I want to live with God’s grace on the tip of my tongue and the end of my fingertips. It’s easy for me to put grace last and everything else, even good things, first. Knowledge first. Strength first. Courage first. Justice first. Goodness first. Then there will be room for grace.

This is so achingly untrue. Grace is the only thing that makes room for anything else, and when I live differently things get so painfully discombobulated. This project didn’t turn out the way I hoped it would. Frustration, disappointment, hustle. I’m upset with so-and-so for this-or-that. Anger, accusation, criticism. Big decisions need to be made and I have no idea what to do. Desperate searching, anxiety, logic and reason and fact-finding.

And then I’m frustrated, disappointed, exhausted, angry, anxious.

Instead: My house is a mess and there are piles of laundry and dinner tastes awful. Grace first. So-and-so let me down and I am devastated. Grace first. Life is complicated and I don’t have any of the answers. Grace first.

And then I’m right where the Lord wants me to be: in the middle of his mind-blowing, undeserved, welcoming, warm, beautiful grace.

I want to have only one high expectation of myself this year, I want to cast off all the others in place of this: grace first.

3 thoughts on “Grace First

  1. Tammy King Snydet

    Pain, death and anger are a part of life, abandonment, makes you feel worthless and alone.

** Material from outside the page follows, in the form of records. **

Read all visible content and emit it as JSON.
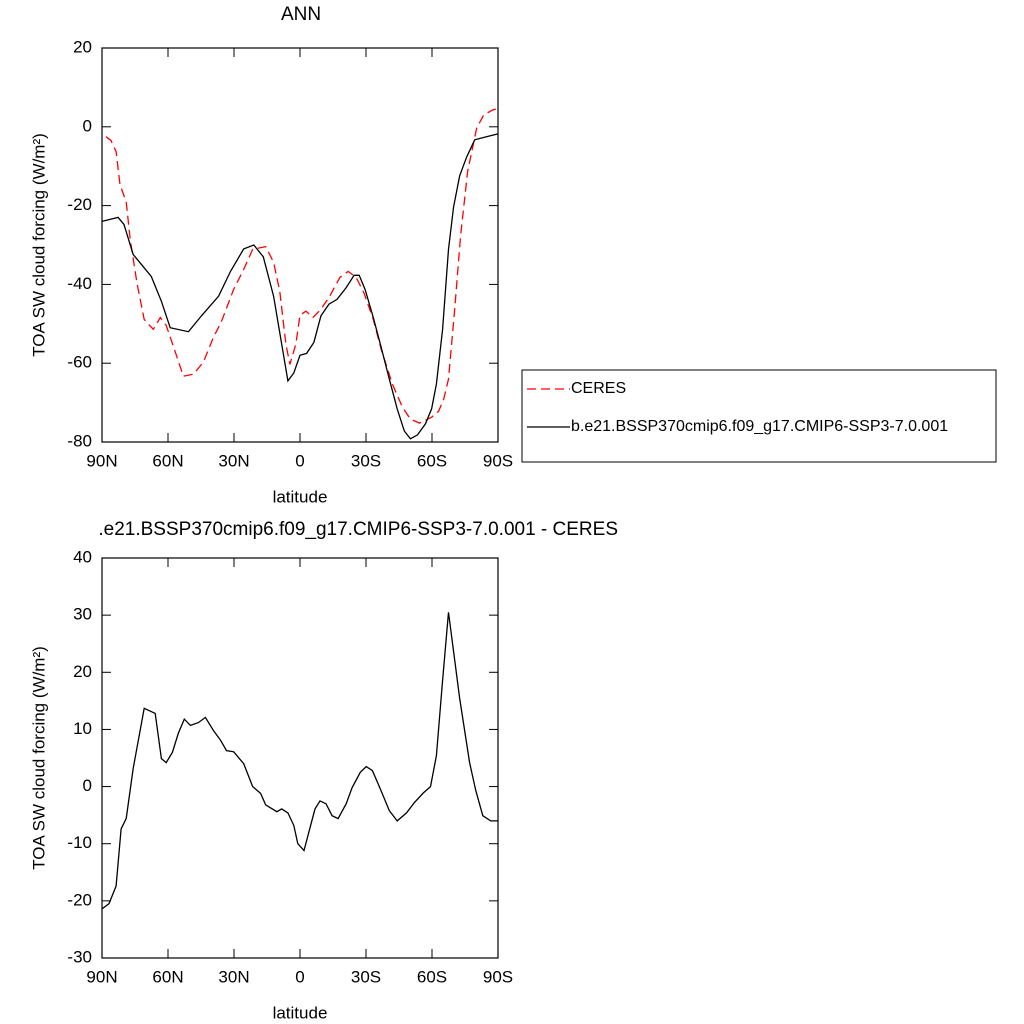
{
  "chart_data": [
    {
      "type": "line",
      "title": "ANN",
      "xlabel": "latitude",
      "ylabel": "TOA SW cloud forcing (W/m²)",
      "xlim": [
        90,
        -90
      ],
      "xticks": [
        {
          "value": 90,
          "label": "90N"
        },
        {
          "value": 60,
          "label": "60N"
        },
        {
          "value": 30,
          "label": "30N"
        },
        0,
        {
          "value": -30,
          "label": "30S"
        },
        {
          "value": -60,
          "label": "60S"
        },
        {
          "value": -90,
          "label": "90S"
        }
      ],
      "ylim": [
        20,
        -80
      ],
      "yticks": [
        20,
        0,
        -20,
        -40,
        -60,
        -80
      ],
      "legend": "right",
      "series": [
        {
          "name": "CERES",
          "color": "#ff0000",
          "style": "dashed",
          "x": [
            88.2,
            85.9,
            83.6,
            81.8,
            79,
            77.2,
            74,
            70.8,
            66.7,
            63.5,
            60.8,
            57.1,
            53,
            48.4,
            43.9,
            39.3,
            35.7,
            30.2,
            25.6,
            21.5,
            15.6,
            12,
            9.2,
            6.4,
            4.6,
            1.9,
            0,
            -2.7,
            -5.9,
            -9.5,
            -13.2,
            -18.2,
            -21.9,
            -25.5,
            -29.2,
            -33.3,
            -36.9,
            -42,
            -46.5,
            -50.2,
            -54.3,
            -59.8,
            -63,
            -65.3,
            -67.5,
            -70.3,
            -73,
            -76.2,
            -80.3,
            -83.5,
            -87.6,
            -90
          ],
          "values": [
            -2.5,
            -3.5,
            -6.3,
            -14.7,
            -19,
            -28.6,
            -40,
            -48.9,
            -51.4,
            -48.4,
            -50.4,
            -56.5,
            -63.3,
            -62.8,
            -59.7,
            -53.4,
            -49.4,
            -41.3,
            -36.2,
            -31.1,
            -30.4,
            -34.4,
            -41.8,
            -55.2,
            -60.3,
            -55.2,
            -47.8,
            -46.8,
            -48.4,
            -46.3,
            -43.3,
            -38.2,
            -36.7,
            -38.2,
            -42.3,
            -48.9,
            -56.5,
            -65.3,
            -71.1,
            -74.2,
            -75.2,
            -73.7,
            -72.2,
            -69.1,
            -64,
            -46.3,
            -27.6,
            -11.4,
            -0.3,
            3,
            4.3,
            4.6
          ]
        },
        {
          "name": "b.e21.BSSP370cmip6.f09_g17.CMIP6-SSP3-7.0.001",
          "color": "#000000",
          "style": "solid",
          "x": [
            90,
            82.7,
            80,
            75.8,
            72,
            67.6,
            63,
            59,
            50.7,
            44.8,
            37,
            31.6,
            25.6,
            21,
            16.7,
            12,
            5.5,
            2.8,
            0,
            -3,
            -6.3,
            -9.5,
            -13.2,
            -16.8,
            -21,
            -24.6,
            -26.9,
            -29.6,
            -33.3,
            -36.9,
            -40.6,
            -44.2,
            -47.4,
            -50.2,
            -53.4,
            -57,
            -59.8,
            -62,
            -64.8,
            -67.5,
            -69.8,
            -72.6,
            -75.8,
            -79.4,
            -86.3,
            -90
          ],
          "values": [
            -24,
            -23,
            -24.8,
            -32.4,
            -35,
            -38,
            -44.3,
            -51,
            -52,
            -48,
            -43,
            -36.7,
            -31,
            -30,
            -33,
            -43,
            -64.5,
            -62.5,
            -58,
            -57.5,
            -54.7,
            -48,
            -45,
            -43.8,
            -40.8,
            -37.7,
            -37.7,
            -41.3,
            -48.4,
            -56,
            -64,
            -71.6,
            -77.2,
            -79.2,
            -78.2,
            -75.4,
            -71.6,
            -65.3,
            -51.4,
            -31.1,
            -20.3,
            -12.4,
            -7.6,
            -3.3,
            -2.3,
            -1.8
          ]
        }
      ]
    },
    {
      "type": "line",
      "title": ".e21.BSSP370cmip6.f09_g17.CMIP6-SSP3-7.0.001 - CERES",
      "xlabel": "latitude",
      "ylabel": "TOA SW cloud forcing (W/m²)",
      "xlim": [
        90,
        -90
      ],
      "xticks": [
        {
          "value": 90,
          "label": "90N"
        },
        {
          "value": 60,
          "label": "60N"
        },
        {
          "value": 30,
          "label": "30N"
        },
        0,
        {
          "value": -30,
          "label": "30S"
        },
        {
          "value": -60,
          "label": "60S"
        },
        {
          "value": -90,
          "label": "90S"
        }
      ],
      "ylim": [
        40,
        -30
      ],
      "yticks": [
        40,
        30,
        20,
        10,
        0,
        -10,
        -20,
        -30
      ],
      "series": [
        {
          "color": "#000000",
          "style": "solid",
          "x": [
            90,
            86.8,
            83.6,
            81.3,
            79,
            75.8,
            70.8,
            65.8,
            63,
            60.8,
            58,
            55.3,
            52.6,
            49.8,
            46.2,
            43,
            39.3,
            36.1,
            33.4,
            30.2,
            25.6,
            21.5,
            17.9,
            15.6,
            10.5,
            8.3,
            5.5,
            2.8,
            1,
            -1.8,
            -6.8,
            -9.1,
            -11.8,
            -14.6,
            -17.3,
            -21,
            -23.7,
            -27.4,
            -30.1,
            -32.9,
            -36.5,
            -40.6,
            -44.2,
            -48.4,
            -52,
            -56.1,
            -59.3,
            -62,
            -64.8,
            -67.5,
            -72.6,
            -77.1,
            -79.9,
            -83.1,
            -86.7,
            -90
          ],
          "values": [
            -21.4,
            -20.5,
            -17.4,
            -7.4,
            -5.6,
            3.2,
            13.7,
            12.8,
            4.9,
            4.2,
            6,
            9.3,
            11.8,
            10.7,
            11.2,
            12.1,
            9.8,
            8.1,
            6.3,
            6.1,
            4,
            0,
            -1.2,
            -3.2,
            -4.4,
            -3.9,
            -4.6,
            -6.8,
            -10,
            -11.2,
            -3.9,
            -2.5,
            -3,
            -5.1,
            -5.6,
            -3,
            -0.2,
            2.5,
            3.5,
            2.8,
            -0.4,
            -4.2,
            -6,
            -4.6,
            -2.8,
            -1.1,
            0,
            5.4,
            18.6,
            30.5,
            15.4,
            4.2,
            -0.7,
            -5.1,
            -6,
            -6
          ]
        }
      ]
    }
  ]
}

We are born, we are raised, we become educated, we grow, we learn life lessons, we make mistakes, we are taught to pray, we are taught to become adults, mothers, fathers. We are taught to take care of our own, but we also was taught to come to the aid of others, in the mist of tragedy, we offer prayers, condolences. We go home kiss and hug our child, and thank the good lord for keeping them safe. We sometimes loose, loved ones, the pain subsides but never leaves. We send our children off with a kiss and prayer hoping we have taught them well. We sometimes see ourselves as failures, longing for justification, which never seems to come. We justify our actions, even though the action does not require justification. We want happiness, we often think of the “good ole days”, what i would give for just…just what?, go back and have to go thru the pain all over again. I am still learning, still feeling pain and anger. I learned the pain of losing someone close to me as a young adult. The pain was unbearable, nothing comforted me, looking upon the children who know longer have a mother, will never see their achievements, marriages, grandchildren and the husband she left behind, my brother. I would have to deal with the grief and pain of losing more loved ones, I would become the “parent” to my aging parents. We are given tools to deal with the things life throughs at us, we just have to have faith, why me, why am I still here?? “wasn’t my time, you were the one who could bare the stress of dealing with LIFE. We, us, all have a purpose, with the promise of eternal life, God has promised us this. So, I will deal with each day with all the tools that were given to me, maybe this some sort of honor, weird yeah but your mind will tell you things, just to get thru the day.

    Always blessings, Never loses, No regrets

    Abby, You received a very special gift, from God, an amazing and caring family.